La donna lo osservò senza rispondere, il mento un po' sporto in avanti, le fossette che lasciavano due curve profonde ai lati del viso.

«Sa cosa le dico?» chiese poi. «Ha proprio ragione. Una mia distrazione». Marciò fino alla parete incriminata, con John che la seguiva a pochi passi di distanza. Premette il pollice su ciascuno dei quattro angoli, la fronte contratta per lo sforzo. «Ecco fatto». Si voltò di nuovo verso John, le mani sui fianchi. «Che ne pensa, ora?».

«Perfetto» rispose lui. «So che sembra un po' sciocco, ma...».

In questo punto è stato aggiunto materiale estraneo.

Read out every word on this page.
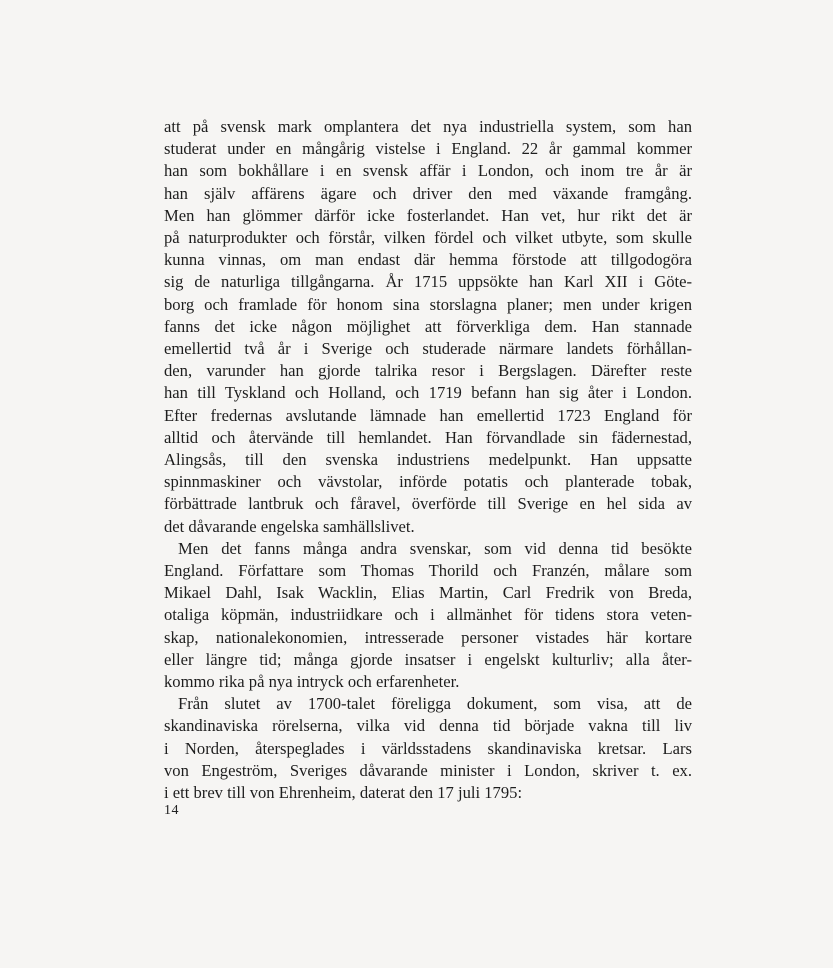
att på svensk mark omplantera det nya industriella system, som han
studerat under en mångårig vistelse i England. 22 år gammal kommer
han som bokhållare i en svensk affär i London, och inom tre år är
han själv affärens ägare och driver den med växande framgång.
Men han glömmer därför icke fosterlandet. Han vet, hur rikt det är
på naturprodukter och förstår, vilken fördel och vilket utbyte, som skulle
kunna vinnas, om man endast där hemma förstode att tillgodogöra
sig de naturliga tillgångarna. År 1715 uppsökte han Karl XII i Göte-
borg och framlade för honom sina storslagna planer; men under krigen
fanns det icke någon möjlighet att förverkliga dem. Han stannade
emellertid två år i Sverige och studerade närmare landets förhållan-
den, varunder han gjorde talrika resor i Bergslagen. Därefter reste
han till Tyskland och Holland, och 1719 befann han sig åter i London.
Efter fredernas avslutande lämnade han emellertid 1723 England för
alltid och återvände till hemlandet. Han förvandlade sin fädernestad,
Alingsås, till den svenska industriens medelpunkt. Han uppsatte
spinnmaskiner och vävstolar, införde potatis och planterade tobak,
förbättrade lantbruk och fåravel, överförde till Sverige en hel sida av
det dåvarande engelska samhällslivet.
Men det fanns många andra svenskar, som vid denna tid besökte
England. Författare som Thomas Thorild och Franzén, målare som
Mikael Dahl, Isak Wacklin, Elias Martin, Carl Fredrik von Breda,
otaliga köpmän, industriidkare och i allmänhet för tidens stora veten-
skap, nationalekonomien, intresserade personer vistades här kortare
eller längre tid; många gjorde insatser i engelskt kulturliv; alla åter-
kommo rika på nya intryck och erfarenheter.
Från slutet av 1700-talet föreligga dokument, som visa, att de
skandinaviska rörelserna, vilka vid denna tid började vakna till liv
i Norden, återspeglades i världsstadens skandinaviska kretsar. Lars
von Engeström, Sveriges dåvarande minister i London, skriver t. ex.
i ett brev till von Ehrenheim, daterat den 17 juli 1795:
14
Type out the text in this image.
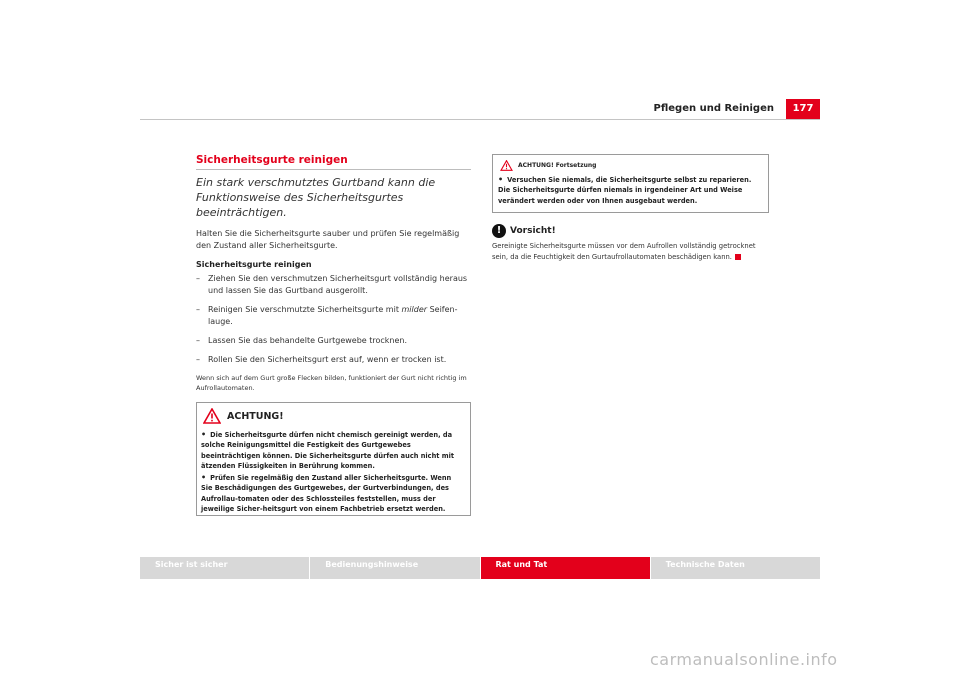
Pflegen und Reinigen	177
Sicherheitsgurte reinigen

Ein stark verschmutztes Gurtband kann die Funktionsweise des Sicherheitsgurtes beeinträchtigen.

Halten Sie die Sicherheitsgurte sauber und prüfen Sie regelmäßig den Zustand aller Sicherheitsgurte.

Sicherheitsgurte reinigen
– Ziehen Sie den verschmutzen Sicherheitsgurt vollständig heraus und lassen Sie das Gurtband ausgerollt.
– Reinigen Sie verschmutzte Sicherheitsgurte mit milder Seifen-lauge.
– Lassen Sie das behandelte Gurtgewebe trocknen.
– Rollen Sie den Sicherheitsgurt erst auf, wenn er trocken ist.

Wenn sich auf dem Gurt große Flecken bilden, funktioniert der Gurt nicht richtig im Aufrollautomaten.

ACHTUNG!
• Die Sicherheitsgurte dürfen nicht chemisch gereinigt werden, da solche Reinigungsmittel die Festigkeit des Gurtgewebes beeinträchtigen können. Die Sicherheitsgurte dürfen auch nicht mit ätzenden Flüssigkeiten in Berührung kommen.
• Prüfen Sie regelmäßig den Zustand aller Sicherheitsgurte. Wenn Sie Beschädigungen des Gurtgewebes, der Gurtverbindungen, des Aufrollau-tomaten oder des Schlossteiles feststellen, muss der jeweilige Sicher-heitsgurt von einem Fachbetrieb ersetzt werden.
ACHTUNG! Fortsetzung
• Versuchen Sie niemals, die Sicherheitsgurte selbst zu reparieren. Die Sicherheitsgurte dürfen niemals in irgendeiner Art und Weise verändert werden oder von Ihnen ausgebaut werden.
! Vorsicht!

Gereinigte Sicherheitsgurte müssen vor dem Aufrollen vollständig getrocknet sein, da die Feuchtigkeit den Gurtaufrollautomaten beschädigen kann.

Sicher ist sicher	Bedienungshinweise	Rat und Tat	Technische Daten
carmanualsonline.info
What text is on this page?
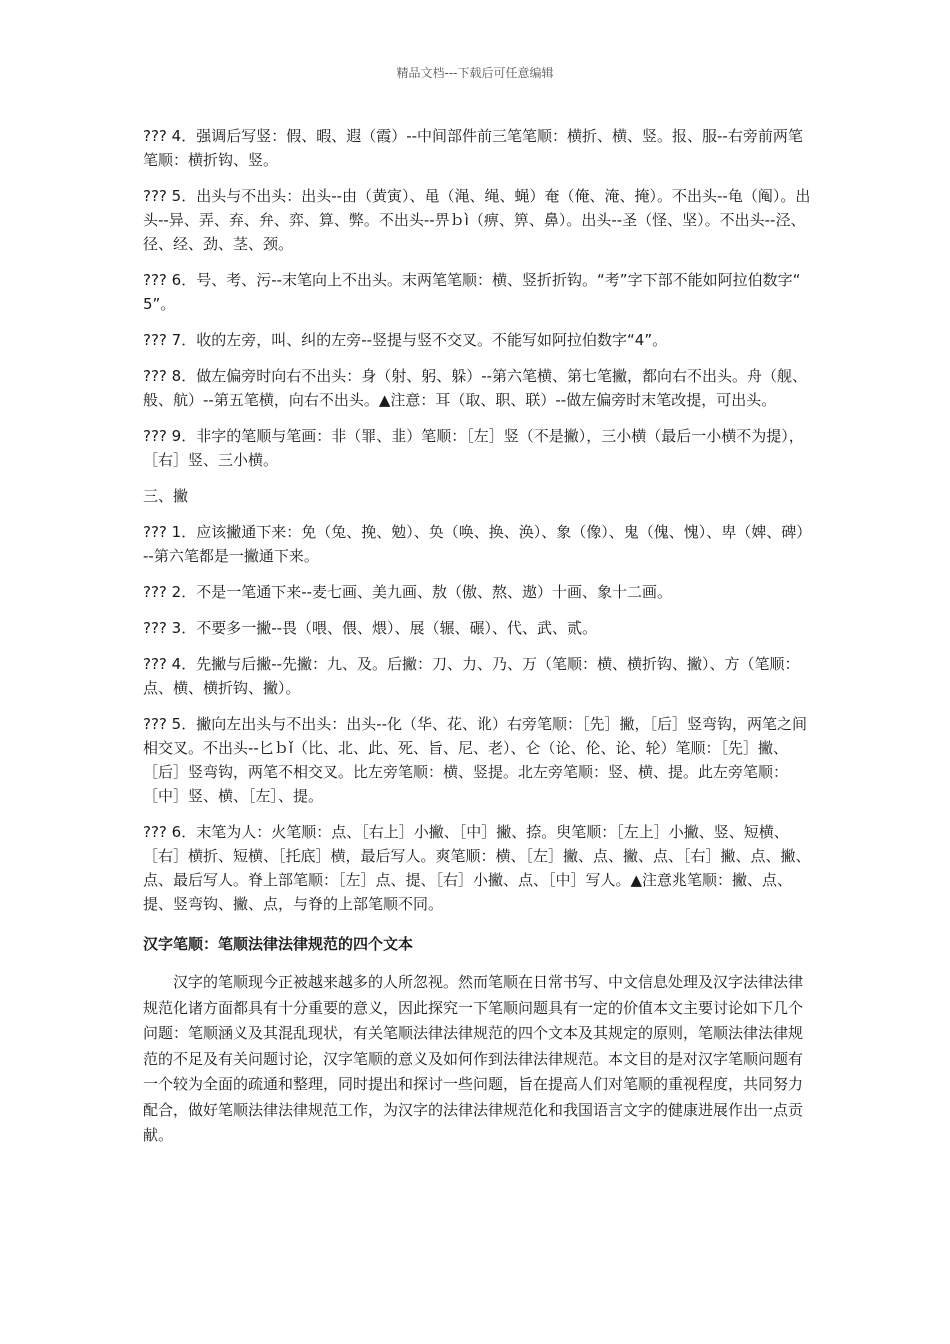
精品文档---下载后可任意编辑

??? 4．强调后写竖：假、暇、遐（霞）--中间部件前三笔笔顺：横折、横、竖。报、服--右旁前两笔笔顺：横折钩、竖。

??? 5．出头与不出头：出头--由（黄寅）、黾（渑、绳、蝇）奄（俺、淹、掩）。不出头--龟（阄）。出头--异、弄、弃、弁、弈、算、弊。不出头--畀ｂì（痹、箅、鼻）。出头--圣（怪、坚）。不出头--泾、径、经、劲、茎、颈。

??? 6．号、考、污--末笔向上不出头。末两笔笔顺：横、竖折折钩。“考”字下部不能如阿拉伯数字“ 5”。

??? 7．收的左旁，叫、纠的左旁--竖提与竖不交叉。不能写如阿拉伯数字“4”。

??? 8．做左偏旁时向右不出头：身（射、躬、躲）--第六笔横、第七笔撇，都向右不出头。舟（舰、般、航）--第五笔横，向右不出头。▲注意：耳（取、职、联）--做左偏旁时末笔改提，可出头。

??? 9．非字的笔顺与笔画：非（罪、韭）笔顺：［左］竖（不是撇），三小横（最后一小横不为提），［右］竖、三小横。

三、撇

??? 1．应该撇通下来：免（兔、挽、勉）、奂（唤、换、涣）、象（像）、鬼（傀、愧）、卑（婢、碑）--第六笔都是一撇通下来。

??? 2．不是一笔通下来--麦七画、美九画、敖（傲、熬、遨）十画、象十二画。

??? 3．不要多一撇--畏（喂、偎、煨）、展（辗、碾）、代、武、贰。

??? 4．先撇与后撇--先撇：九、及。后撇：刀、力、乃、万（笔顺：横、横折钩、撇）、方（笔顺：点、横、横折钩、撇）。

??? 5．撇向左出头与不出头：出头--化（华、花、讹）右旁笔顺：［先］撇，［后］竖弯钩，两笔之间相交叉。不出头--匕ｂǐ（比、北、此、死、旨、尼、老）、仑（论、伦、论、轮）笔顺：［先］撇、［后］竖弯钩，两笔不相交叉。比左旁笔顺：横、竖提。北左旁笔顺：竖、横、提。此左旁笔顺：［中］竖、横、［左］、提。

??? 6．末笔为人：火笔顺：点、［右上］小撇、［中］撇、捺。臾笔顺：［左上］小撇、竖、短横、［右］横折、短横、［托底］横，最后写人。爽笔顺：横、［左］撇、点、撇、点、［右］撇、点、撇、点、最后写人。脊上部笔顺：［左］点、提、［右］小撇、点、［中］写人。▲注意兆笔顺：撇、点、提、竖弯钩、撇、点，与脊的上部笔顺不同。

汉字笔顺：笔顺法律法律规范的四个文本

汉字的笔顺现今正被越来越多的人所忽视。然而笔顺在日常书写、中文信息处理及汉字法律法律规范化诸方面都具有十分重要的意义，因此探究一下笔顺问题具有一定的价值本文主要讨论如下几个问题：笔顺涵义及其混乱现状，有关笔顺法律法律规范的四个文本及其规定的原则，笔顺法律法律规范的不足及有关问题讨论，汉字笔顺的意义及如何作到法律法律规范。本文目的是对汉字笔顺问题有一个较为全面的疏通和整理，同时提出和探讨一些问题，旨在提高人们对笔顺的重视程度，共同努力配合，做好笔顺法律法律规范工作，为汉字的法律法律规范化和我国语言文字的健康进展作出一点贡献。
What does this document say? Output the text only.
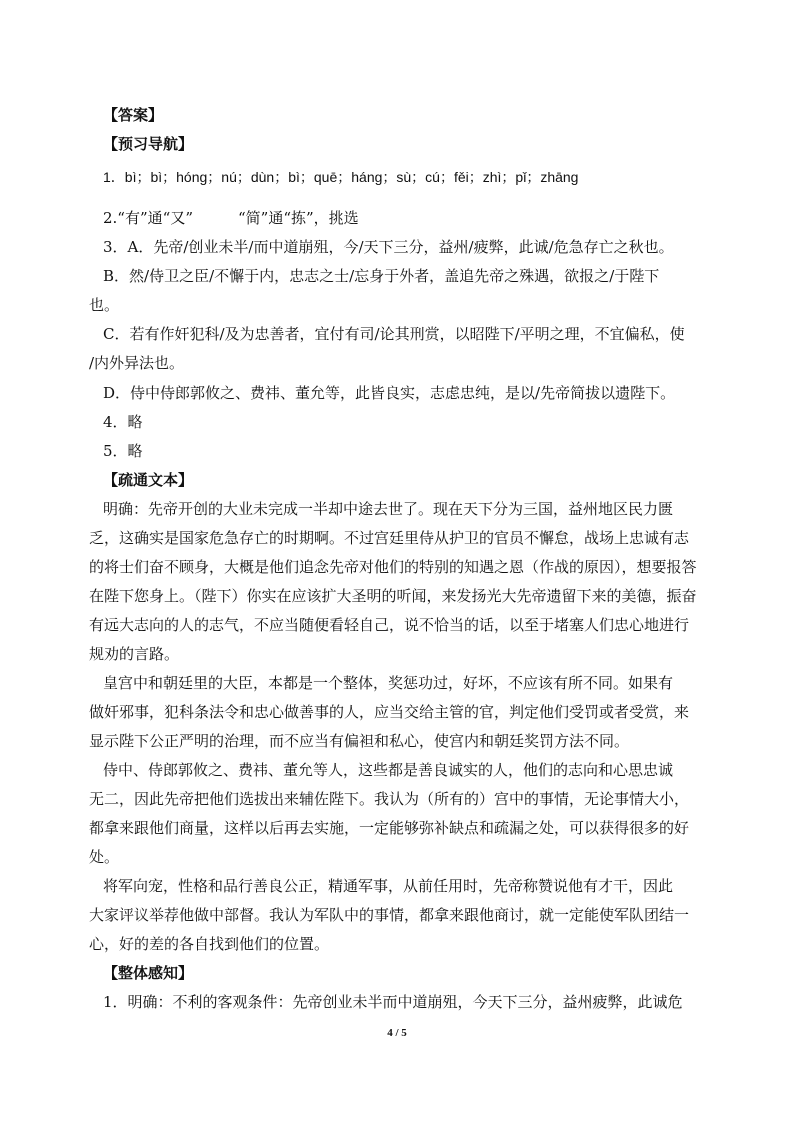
【答案】
【预习导航】
1．bì；bì；hóng；nú；dùn；bì；quē；háng；sù；cú；fěi；zhì；pǐ；zhāng
2.“有”通“又”　　　“简”通“拣”，挑选
3．A．先帝/创业未半/而中道崩殂，今/天下三分，益州/疲弊，此诚/危急存亡之秋也。
B．然/侍卫之臣/不懈于内，忠志之士/忘身于外者，盖追先帝之殊遇，欲报之/于陛下
也。
C．若有作奸犯科/及为忠善者，宜付有司/论其刑赏，以昭陛下/平明之理，不宜偏私，使
/内外异法也。
D．侍中侍郎郭攸之、费祎、董允等，此皆良实，志虑忠纯，是以/先帝简拔以遗陛下。
4．略
5．略
【疏通文本】
明确：先帝开创的大业未完成一半却中途去世了。现在天下分为三国，益州地区民力匮
乏，这确实是国家危急存亡的时期啊。不过宫廷里侍从护卫的官员不懈怠，战场上忠诚有志
的将士们奋不顾身，大概是他们追念先帝对他们的特别的知遇之恩（作战的原因），想要报答
在陛下您身上。（陛下）你实在应该扩大圣明的听闻，来发扬光大先帝遗留下来的美德，振奋
有远大志向的人的志气，不应当随便看轻自己，说不恰当的话，以至于堵塞人们忠心地进行
规劝的言路。
皇宫中和朝廷里的大臣，本都是一个整体，奖惩功过，好坏，不应该有所不同。如果有
做奸邪事，犯科条法令和忠心做善事的人，应当交给主管的官，判定他们受罚或者受赏，来
显示陛下公正严明的治理，而不应当有偏袒和私心，使宫内和朝廷奖罚方法不同。
侍中、侍郎郭攸之、费祎、董允等人，这些都是善良诚实的人，他们的志向和心思忠诚
无二，因此先帝把他们选拔出来辅佐陛下。我认为（所有的）宫中的事情，无论事情大小，
都拿来跟他们商量，这样以后再去实施，一定能够弥补缺点和疏漏之处，可以获得很多的好
处。
将军向宠，性格和品行善良公正，精通军事，从前任用时，先帝称赞说他有才干，因此
大家评议举荐他做中部督。我认为军队中的事情，都拿来跟他商讨，就一定能使军队团结一
心，好的差的各自找到他们的位置。
【整体感知】
1．明确：不利的客观条件：先帝创业未半而中道崩殂，今天下三分，益州疲弊，此诚危
4 / 5
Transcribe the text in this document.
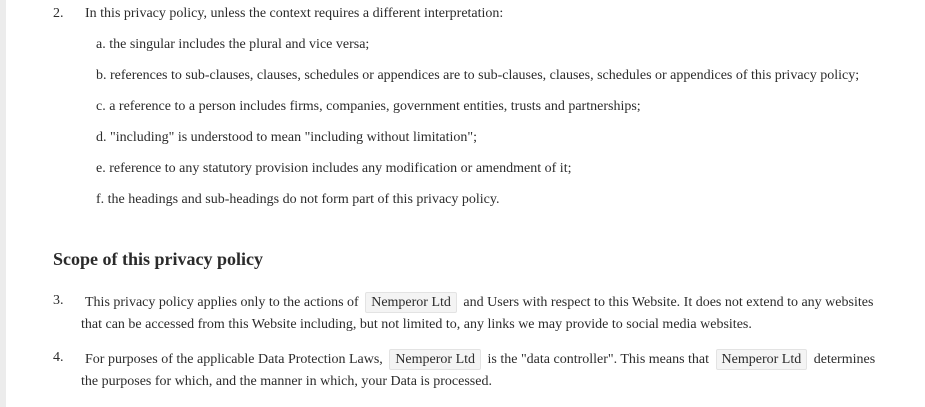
2. In this privacy policy, unless the context requires a different interpretation:
a. the singular includes the plural and vice versa;
b. references to sub-clauses, clauses, schedules or appendices are to sub-clauses, clauses, schedules or appendices of this privacy policy;
c. a reference to a person includes firms, companies, government entities, trusts and partnerships;
d. "including" is understood to mean "including without limitation";
e. reference to any statutory provision includes any modification or amendment of it;
f. the headings and sub-headings do not form part of this privacy policy.
Scope of this privacy policy
3. This privacy policy applies only to the actions of Nemperor Ltd and Users with respect to this Website. It does not extend to any websites
that can be accessed from this Website including, but not limited to, any links we may provide to social media websites.
4. For purposes of the applicable Data Protection Laws, Nemperor Ltd is the "data controller". This means that Nemperor Ltd determines
the purposes for which, and the manner in which, your Data is processed.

«Non si deve scusare, sa». La donna incrociò le braccia e John si rese conto che forse lei già l'aveva visto tra le pagine di un giornale, oppure mentre sfuggiva al microfono di una giornalista. «Anzi. Fa bene ad avvisare». Gli strizzò l'occhio e un ventaglio di piccole rughe si aprì intorno alle palpebre. «Un messaggio calpestato da migliaia di suole di scarpe non è molto efficace».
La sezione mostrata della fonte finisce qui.